グラフェンに代表される二次元層状物質の中でも、半導体の性質をもつ材料の光学的・機械的特性に関する研究を行っています。

・ 二次元層状物質の円偏光発光/検出素子開発

二テルル化モリブデンは、近赤外光放射する半導体材料です。
グラファイト、六方晶窒化ホウ素、単層MoTe2を組み合わせた円偏光発光/吸収素子作製に取り組んでいます。 デュアルバックゲート電圧操作による面内PN接合形成することで、電流注入によりPN接合界面から発光が起こることを実証しました。

・ 二テルル化モリブデンの熱安定性

二テルル化モリブデン(MoTe2)は、大気中で容易に酸化されてしまう材料です。
我々は、六方晶窒化ホウ素(hBN)でMoTe2を封止することで、MoTe2の熱安定性が大幅に改善されることを光学的に実証しました。
さらに、熱処理することで、hBN/MoTe2界面不純物が除去できることを発見しました。

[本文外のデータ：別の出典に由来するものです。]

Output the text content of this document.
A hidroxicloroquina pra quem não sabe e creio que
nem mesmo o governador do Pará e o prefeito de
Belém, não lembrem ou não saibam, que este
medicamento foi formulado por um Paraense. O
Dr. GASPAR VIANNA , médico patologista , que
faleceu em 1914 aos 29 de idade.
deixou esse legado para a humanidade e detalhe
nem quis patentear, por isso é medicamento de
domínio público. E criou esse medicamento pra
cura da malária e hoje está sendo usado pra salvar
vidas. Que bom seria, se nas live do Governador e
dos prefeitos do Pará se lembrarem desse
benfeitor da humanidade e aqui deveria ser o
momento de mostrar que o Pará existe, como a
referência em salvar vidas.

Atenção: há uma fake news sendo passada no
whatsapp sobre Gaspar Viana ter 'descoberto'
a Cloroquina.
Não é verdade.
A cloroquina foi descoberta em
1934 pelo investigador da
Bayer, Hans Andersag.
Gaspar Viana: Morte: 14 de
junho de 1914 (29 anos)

・ 二次元層状物質を用いた共振型NEMSセンサの開発

遷移金属ダイカルコゲナイドの単分子膜は結晶構造に空間反転対称性の破れがあるため、ピエゾ電界効果が生じる半導体材料です。
六方晶窒化ホウ素(hBN)と組み合わせた積層構造を励振膜として用いた共振型NEMS素子の開発を行っています。
励振膜に応力を印可した際の圧電効果による出力電圧検出に成功しています。


研究室配属希望者へ

研究指導について
研究室配属直後は、原子層の劈開、探索、積層などの基本的な内容を学んでもらいます。その後、研究室で設定したテーマに沿って実験を行ってもらいます。デバイス構造の作製、光学特性や電気的特性などを評価し、データ解析、検討および考察を通して研究プロセスを学んでもらいます。得られた成果について国内・国際学会で発表し、これを通じてプレゼンテーションスキルを養ってもらいます。また、論文投稿も積極的に行っています。

求める人材について
本学の学部生で原子層を学んでいる人はいないと思います。そのため、研究室配属時点での学力は一切問いません。「研究に対する積極性があり、失敗を恐れないチャレンジ精神のある人」を求めています。特に大学院進学希望者はこれが必須となります。学力よりも、実際に手を動かして多くの実験をすることを重要視しています。